I'm happy to announce the release of the Web Application Interface (WAI) 2.0, as well as the first non-experimental release of http-client (version 0.2). The lion's share of the work on the new WAI and Warp was done by Kazu, and he's planning on a separate write-up on some of the changes he's made.
On the http-client side, this release includes OpenSSL support both via the pure-Haskell tls package and the OpenSSL library, as well as a new version of http-conduit (2.0) built on top of http-client. The API of http-conduit remains mostly unchanged. A big thank you to Joseph Abrahamson for providing very helpful feedback on the API design.
My previous blog post discussed the motivations behind these releases, so I won't go into those details here. At a high level, here are some of the motivations for these changes:
- WAI 2.0
- Improving performance of Warp
- Scaling on multicore if complied with coming GHC 7.8
- Cleaning up API of Warp and enriching documentations
- http-client
- Shared infrastructure for multiple high-level HTTP client libraries.
- Choice of SSL backend.
- Lower dependency requirements for simple HTTP queries.
- Easier to test out new high-level APIs.
The only other thing I want to touch on is the affect on the rest of the package ecosystem triggered by these releases.
Together with this release, I'm releasing new versions of all of the WAI and Yesod package sets, as well as http-reverse-proxy and keter. Kazu is releasing new versions of fast-logger and wai-logger as well. I highly recommend either upgrading all of these packages or sticking to the old versions entirely; mixing-and-matching may work, but has not been highly tested. (As usual, Stackage, FP Haskell Center and yesod-platform will continue to provide sets of compatible packages.)
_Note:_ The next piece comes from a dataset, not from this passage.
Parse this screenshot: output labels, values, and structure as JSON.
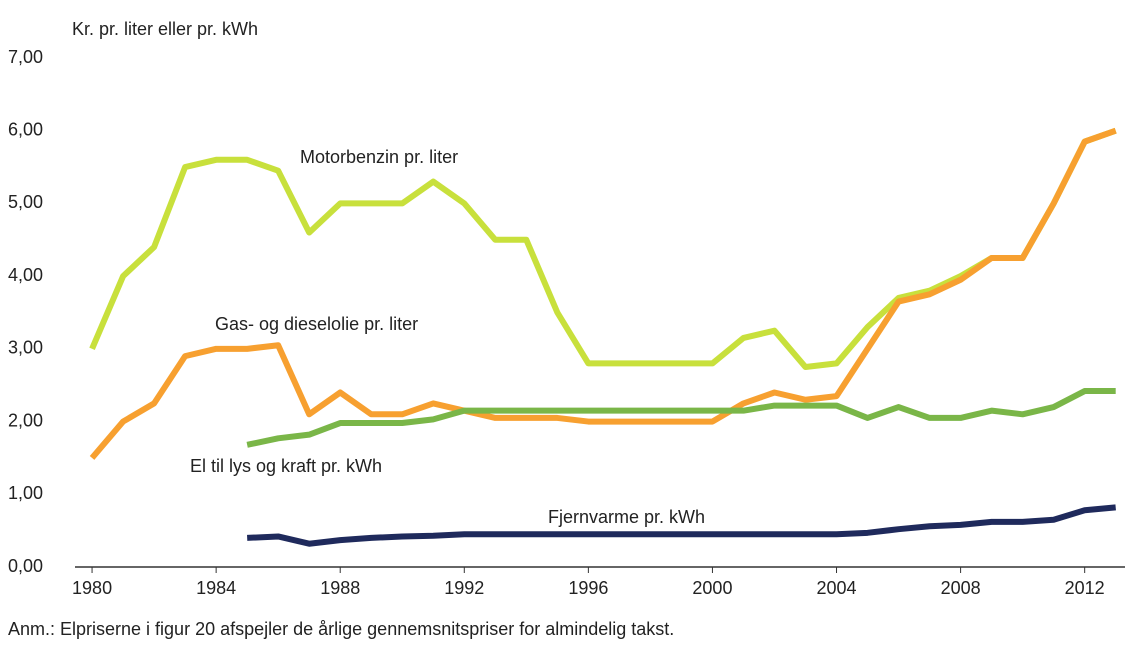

I've taken a lot of care in the new release of Yesod to keep backwards compatibility, so unless you were depending specifically on WAI libraries, your old code should continue building without issue. That said, if you run into any upgrade issues, please bring them up on the mailing list so that, minimally, others can learn from the experience, and possibly the issues can be addressed in the libraries themselves.
While I'm very excited with this release, and think it pushes the library ecosystem in the right direction, I'm even happier that Yesod is continuing to maintain a high level of API stability.